06 July, 2010

Climate Change-Famous Forecasts that Failed.

In 1969, Richard Nixon’s presidential advisor, Daniel Moynihan, summarised for the President the general concern of scientists about “the carbon dioxide problem". This report was recently released.
Moynihan’s memo reads, in part:
“It is now pretty clearly agreed that the CO2 content in the atmosphere will rise 25% by 2000. This could increase the average temperature near the earth's surface by 7 degrees Fahrenheit. This in turn could raise the level of the sea by 10 feet. Goodbye New York. Goodbye Washington, for that matter.”

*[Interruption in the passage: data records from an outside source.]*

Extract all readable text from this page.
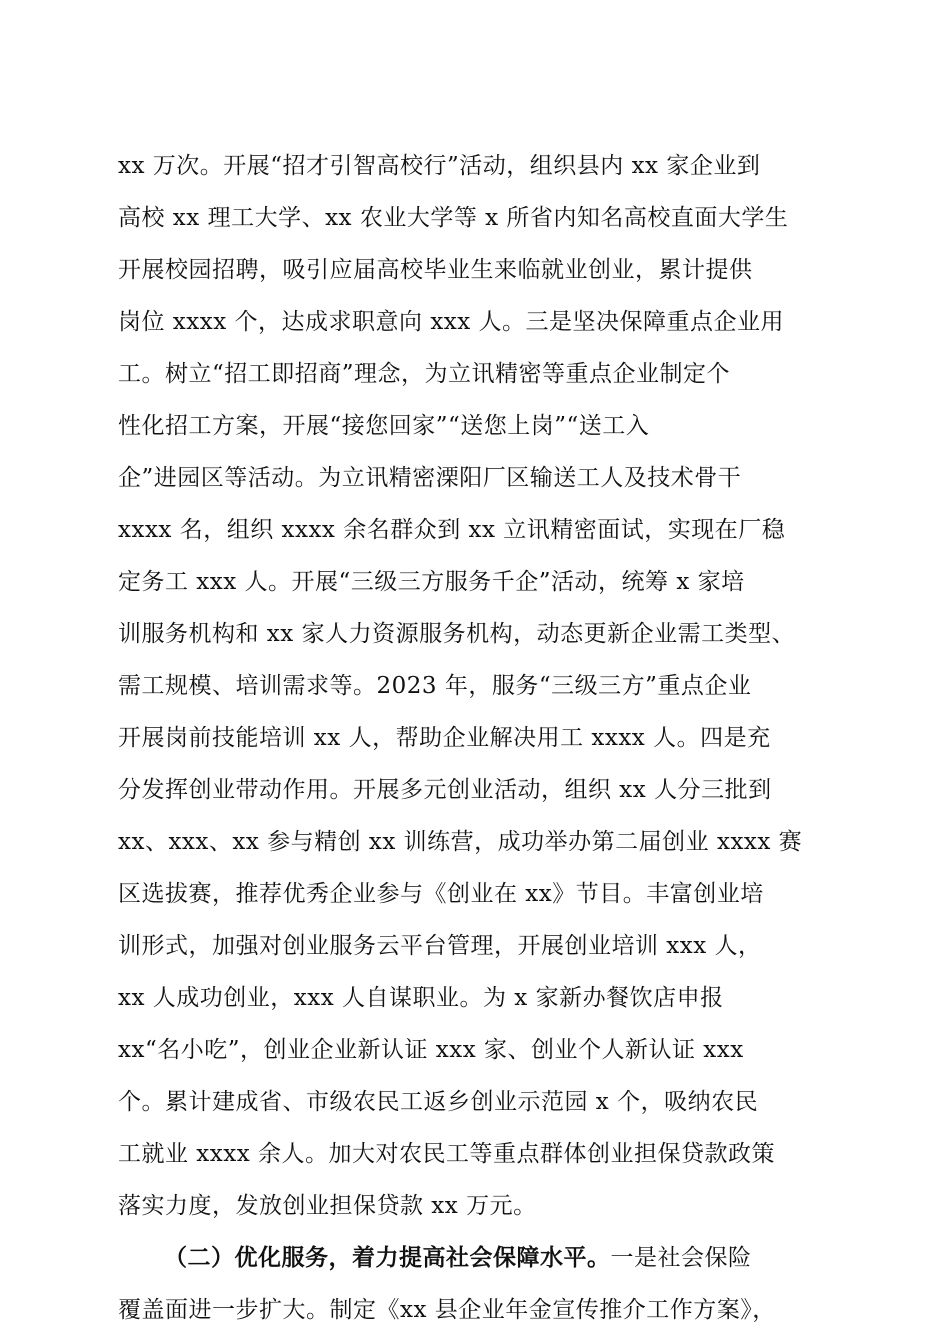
xx 万次。开展“招才引智高校行”活动，组织县内 xx 家企业到
高校 xx 理工大学、xx 农业大学等 x 所省内知名高校直面大学生
开展校园招聘，吸引应届高校毕业生来临就业创业，累计提供
岗位 xxxx 个，达成求职意向 xxx 人。三是坚决保障重点企业用
工。树立“招工即招商”理念，为立讯精密等重点企业制定个
性化招工方案，开展“接您回家”“送您上岗”“送工入
企”进园区等活动。为立讯精密溧阳厂区输送工人及技术骨干
xxxx 名，组织 xxxx 余名群众到 xx 立讯精密面试，实现在厂稳
定务工 xxx 人。开展“三级三方服务千企”活动，统筹 x 家培
训服务机构和 xx 家人力资源服务机构，动态更新企业需工类型、
需工规模、培训需求等。2023 年，服务“三级三方”重点企业
开展岗前技能培训 xx 人，帮助企业解决用工 xxxx 人。四是充
分发挥创业带动作用。开展多元创业活动，组织 xx 人分三批到
xx、xxx、xx 参与精创 xx 训练营，成功举办第二届创业 xxxx 赛
区选拔赛，推荐优秀企业参与《创业在 xx》节目。丰富创业培
训形式，加强对创业服务云平台管理，开展创业培训 xxx 人，
xx 人成功创业，xxx 人自谋职业。为 x 家新办餐饮店申报
xx“名小吃”，创业企业新认证 xxx 家、创业个人新认证 xxx
个。累计建成省、市级农民工返乡创业示范园 x 个，吸纳农民
工就业 xxxx 余人。加大对农民工等重点群体创业担保贷款政策
落实力度，发放创业担保贷款 xx 万元。
（二）优化服务，着力提高社会保障水平。一是社会保险
覆盖面进一步扩大。制定《xx 县企业年金宣传推介工作方案》，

These predictions were wide of the mark:

•Rather than increasing by 81 parts per million as the "pretty clearly agreed" experts feared, CO2 rose by only 45 parts per million.

•Rather than spiking by 3.9 C (7 degrees F), the actual temperature increase between 1969 and the year 2000 was a practically imperceptible 0.3 C. Which means the experts were off by 1200 percent.

•Most embarrassing of all, rather than rising 305 cm (10 feet), sea level increased by a paltry 10 cm (3.9 inches). Which means the experts overestimated that particular danger by 2950 percent.

Moral of the story: no one has ever been able to predict the future. Not even highly educated, highly regarded government advisors.